Lenny menjelaskan upaya yang dapat dilakukan untuk membangun relasi keluarga yang kuat terutama di masa pandemi memasuki era new normal ini, melalui pengasuhan dengan kasih sayang, kelekatan, keselamatan dan kesejahteraan yang menetap dan keberlanjutan, demi kepentingan terbaik bagi anak.

“Bentuk relasi yang dapat dibangun ayah dan ibu dalam keluarga, yaitu menyediakan afeksi, pengasuhan dan kenyamanan anak, mempromosikan kesehatan keluarga, menjadi role model yang positif bagi anak, menjadi guru yang kreatif mendampingi anak belajar di rumah, berkreasi membuat anak agar tidak bosan, menciptakan suasana menyenangkan dan gembira, menjadi sahabat bagi anak, kita harus dorong sebuah relasi yang positif,” tambah Lenny.

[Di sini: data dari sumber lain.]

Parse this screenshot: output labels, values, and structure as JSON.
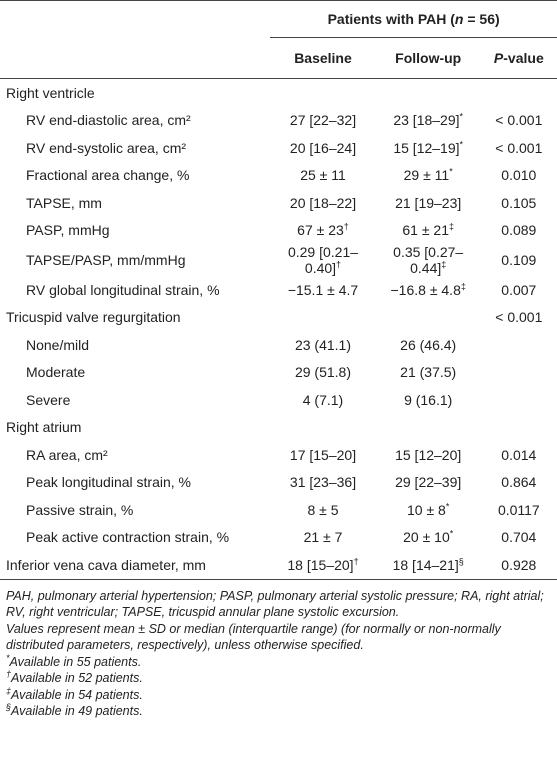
{
  "header": {
    "group": {
      "before": "Patients with PAH (",
      "italic": "n",
      "after": " = 56)"
    },
    "baseline": "Baseline",
    "followup": "Follow-up",
    "pvalue": {
      "italic": "P",
      "after": "-value"
    }
  },
  "body": {
    "sections": [
      {
        "title": "Right ventricle",
        "rows": [
          {
            "label": "RV end-diastolic area, cm²",
            "baseline": "27 [22–32]",
            "followup": "23 [18–29]",
            "followup_mark": "*",
            "p": "< 0.001"
          },
          {
            "label": "RV end-systolic area, cm²",
            "baseline": "20 [16–24]",
            "followup": "15 [12–19]",
            "followup_mark": "*",
            "p": "< 0.001"
          },
          {
            "label": "Fractional area change, %",
            "baseline": "25 ± 11",
            "followup": "29 ± 11",
            "followup_mark": "*",
            "p": "0.010"
          },
          {
            "label": "TAPSE, mm",
            "baseline": "20 [18–22]",
            "followup": "21 [19–23]",
            "p": "0.105"
          },
          {
            "label": "PASP, mmHg",
            "baseline": "67 ± 23",
            "baseline_mark": "†",
            "followup": "61 ± 21",
            "followup_mark": "‡",
            "p": "0.089"
          },
          {
            "label": "TAPSE/PASP, mm/mmHg",
            "baseline": "0.29 [0.21–0.40]",
            "baseline_mark": "†",
            "followup": "0.35 [0.27–0.44]",
            "followup_mark": "‡",
            "p": "0.109"
          },
          {
            "label": "RV global longitudinal strain, %",
            "baseline": "−15.1 ± 4.7",
            "followup": "−16.8 ± 4.8",
            "followup_mark": "‡",
            "p": "0.007"
          }
        ]
      },
      {
        "title": "Tricuspid valve regurgitation",
        "p": "< 0.001",
        "rows": [
          {
            "label": "None/mild",
            "baseline": "23 (41.1)",
            "followup": "26 (46.4)"
          },
          {
            "label": "Moderate",
            "baseline": "29 (51.8)",
            "followup": "21 (37.5)"
          },
          {
            "label": "Severe",
            "baseline": "4 (7.1)",
            "followup": "9 (16.1)"
          }
        ]
      },
      {
        "title": "Right atrium",
        "rows": [
          {
            "label": "RA area, cm²",
            "baseline": "17 [15–20]",
            "followup": "15 [12–20]",
            "p": "0.014"
          },
          {
            "label": "Peak longitudinal strain, %",
            "baseline": "31 [23–36]",
            "followup": "29 [22–39]",
            "p": "0.864"
          },
          {
            "label": "Passive strain, %",
            "baseline": "8 ± 5",
            "followup": "10 ± 8",
            "followup_mark": "*",
            "p": "0.0117"
          },
          {
            "label": "Peak active contraction strain, %",
            "baseline": "21 ± 7",
            "followup": "20 ± 10",
            "followup_mark": "*",
            "p": "0.704"
          }
        ]
      },
      {
        "title": "Inferior vena cava diameter, mm",
        "baseline": "18 [15–20]",
        "baseline_mark": "†",
        "followup": "18 [14–21]",
        "followup_mark": "§",
        "p": "0.928"
      }
    ]
  },
  "footnotes": {
    "abbreviations": "PAH, pulmonary arterial hypertension; PASP, pulmonary arterial systolic pressure; RA, right atrial; RV, right ventricular; TAPSE, tricuspid annular plane systolic excursion.",
    "values": "Values represent mean ± SD or median (interquartile range) (for normally or non-normally distributed parameters, respectively), unless otherwise specified.",
    "marks": [
      {
        "mark": "*",
        "text": "Available in 55 patients."
      },
      {
        "mark": "†",
        "text": "Available in 52 patients."
      },
      {
        "mark": "‡",
        "text": "Available in 54 patients."
      },
      {
        "mark": "§",
        "text": "Available in 49 patients."
      }
    ]
  }
}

Pada rangkaian webinar tersebut, Pakar Psikolog dan Keluarga, Alissa Wahid mengungkapkan ada 4 (empat) tantangan kehidupan keluarga di masa pandemi Covid-19, di antaranya yaitu tekanan psikososial ekonomi pribadi dan keluarga, ketidakpastian masa depan, keterbatasan ruang psikologis pribadi akibat berbagi ruang selama masa #dirumahaja, fondasi keluarga dan hubungan antar anggota keluarga.

Alissa menegaskan, anak menjadi seperti apa, itu adalah tanggungjawab orangtua. “Jangan mencemaskan apakah anak-anak kita dapat menjadi orang yang baik. Cemaskanlah apakah kita dapat menjadi orangtua yang baik bagi anak-anak kita,” tambah Alissa.

Di samping itu, Ketua Umum Lembaga Perlindungan Anak Indonesia (LPAI), Seto Mulyadi yang akrab disapa Kak Seto mengungkapkan, orangtua harus memposisikan diri sebagai pertama dan utama dalam pengasuhan anak di keluarga dan harus bisa menciptakan suasana belajar yang menyenangkan, gembira, dan penuh senyuman. Tidak boleh ada kekerasan karena hanya akan merusak karakter anak.

“Apakah kita sudah menjadi orangtua yang efektif? Menjadi sahabat bagi putra putri kita? Orangtua sering berada di dekat anak, namun sayangnya sering pula tidak hadir di hati anak. Hal tersebut bisa dimulai dengan melakukan rapat keluarga. Dengarkan suara putra-putri kita. Beri anak contoh demokratisasi di rumah melalui Majelis Permusyawaratan Rumah (MPR),”

Kak Seto juga mengingatkan untuk selalu memberikan apresiasi pada anak. Orangtua harus terus belajar bagaimana memahami perkembangan anak dan berkomunikasi efektif dengan anak. “Jadilah Orangtua bijak yang mendidik anak sesuai dengan zamannya. Jangan bermimpi mempunyai anak penurut, tapi bermimpilah mempunyai anak yang bisa diajak bekerjasama. Mari kita ciptakan Indonesia Layak Anak dimulai dari rumah, lingkungan RT, RW, Kelurahan, dan seterusnya,” tutup Kak Seto.